西念寺も非公開文化財の特別公開がされています。

西念寺の境内には千喜満悦天満宮と言うお社があり、その奥が西念寺と言うお寺になっています。

特別公開は9時からなので、少し早めに御朱印だけでもいただけないかとお尋ねすると、ご住職が快く引き受けてくださって、御朱印をいただきながらいろいろとお話させていただきました。

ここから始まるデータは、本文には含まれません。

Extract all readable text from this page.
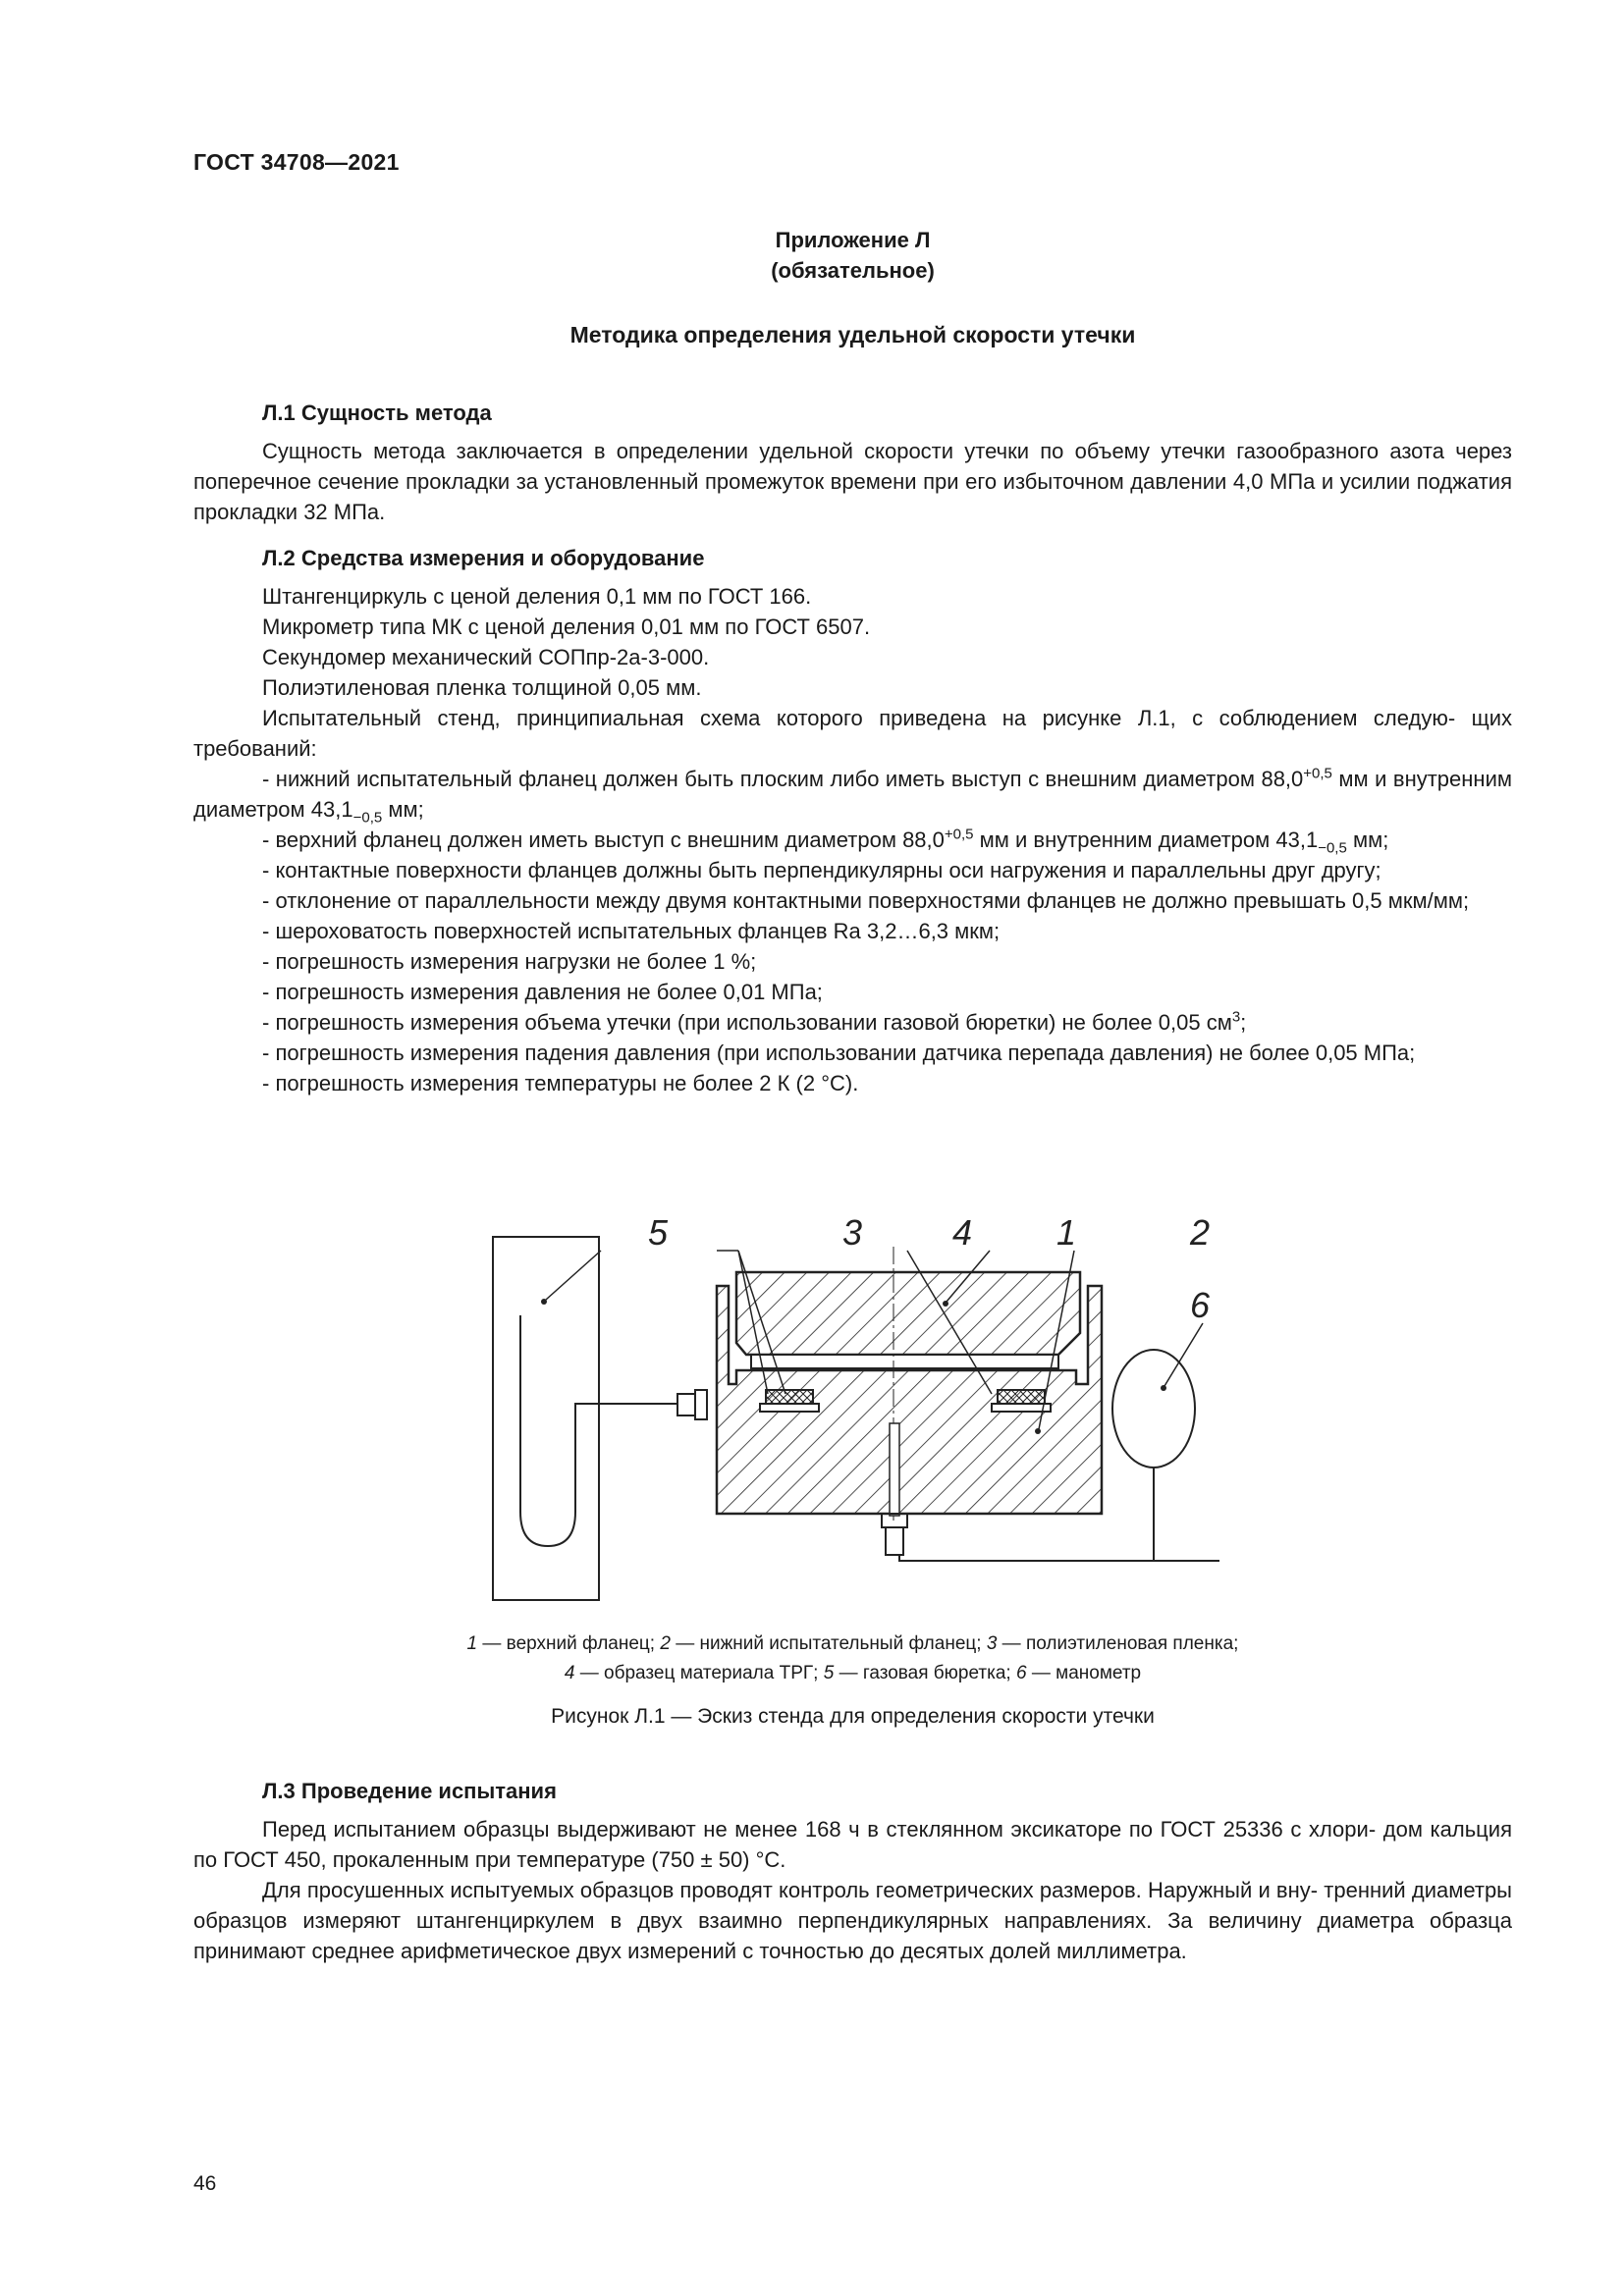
ГОСТ 34708—2021
Приложение Л
(обязательное)
Методика определения удельной скорости утечки
Л.1 Сущность метода

Сущность метода заключается в определении удельной скорости утечки по объему утечки газообразного азота через поперечное сечение прокладки за установленный промежуток времени при его избыточном давлении 4,0 МПа и усилии поджатия прокладки 32 МПа.

Л.2 Средства измерения и оборудование

Штангенциркуль с ценой деления 0,1 мм по ГОСТ 166.

Микрометр типа МК с ценой деления 0,01 мм по ГОСТ 6507.

Секундомер механический СОПпр-2а-3-000.

Полиэтиленовая пленка толщиной 0,05 мм.

Испытательный стенд, принципиальная схема которого приведена на рисунке Л.1, с соблюдением следую- щих требований:

- нижний испытательный фланец должен быть плоским либо иметь выступ с внешним диаметром $88,0^{+0,5}$ мм и внутренним диаметром $43,1_{-0,5}$ мм;

- верхний фланец должен иметь выступ с внешним диаметром $88,0^{+0,5}$ мм и внутренним диаметром $43,1_{-0,5}$ мм;

- контактные поверхности фланцев должны быть перпендикулярны оси нагружения и параллельны друг другу;

- отклонение от параллельности между двумя контактными поверхностями фланцев не должно превышать 0,5 мкм/мм;

- шероховатость поверхностей испытательных фланцев Ra 3,2…6,3 мкм;

- погрешность измерения нагрузки не более 1 %;

- погрешность измерения давления не более 0,01 МПа;

- погрешность измерения объема утечки (при использовании газовой бюретки) не более 0,05 $см^3$;

- погрешность измерения падения давления (при использовании датчика перепада давления) не более 0,05 МПа;

- погрешность измерения температуры не более 2 К (2 °C).

5	3	4 1	2
6
1 — верхний фланец; 2 — нижний испытательный фланец; 3 — полиэтиленовая пленка;
4 — образец материала ТРГ; 5 — газовая бюретка; 6 — манометр
Рисунок Л.1 — Эскиз стенда для определения скорости утечки
Л.3 Проведение испытания

Перед испытанием образцы выдерживают не менее 168 ч в стеклянном эксикаторе по ГОСТ 25336 с хлори- дом кальция по ГОСТ 450, прокаленным при температуре (750 ± 50) °C.

Для просушенных испытуемых образцов проводят контроль геометрических размеров. Наружный и вну- тренний диаметры образцов измеряют штангенциркулем в двух взаимно перпендикулярных направлениях. За величину диаметра образца принимают среднее арифметическое двух измерений с точностью до десятых долей миллиметра.

46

その上に、まだ始まるまで時間があるからと、わざわざ墓地を案内してくださって南朝系の皇室の血を引いてられて水戸光圀とも所縁の深い熊沢氏の墓石を説明してくださりました。

また、墓地にある井戸にも一つの物語がありました。

戦時中の事。

京都の五条付近も空襲が行われる事になり、先代のご住職が自ら本尊の阿弥陀像と涅槃図を抱いて井戸に隠れられて、何とか空襲の被害に遭わない様に身を潜められたのだそうです。

そう言うお話をいろいろと伺った上で、非公開文化財の特別公開で本堂の中を拝観し阿弥陀如来像や仏涅槃図を拝見させていただきました。

阿弥陀如来像は鎌倉時代の湛慶か一派の作と思われ、指の手印の形が珍しい形の穏やかで美しい仏様でした。

仏涅槃図は、近年の調査で平安時代後期の作だと思われてとても貴重な物だそうです。

先代のご住職が必死で守ろうとしてくださったお陰で、現在の私たちも見ることが出来るのですね、そう思うとよけいにありがたみを感じてしまいます。

西念寺さんでは、ゆっくりと寺宝も拝見させていただいて貴重な体験をさせていただきました。

文化財の保護や修復には大きな予算も必要ですし、御朱印やお賽銭などいろいろな形でも協力させていただけたらと思ってしまいます。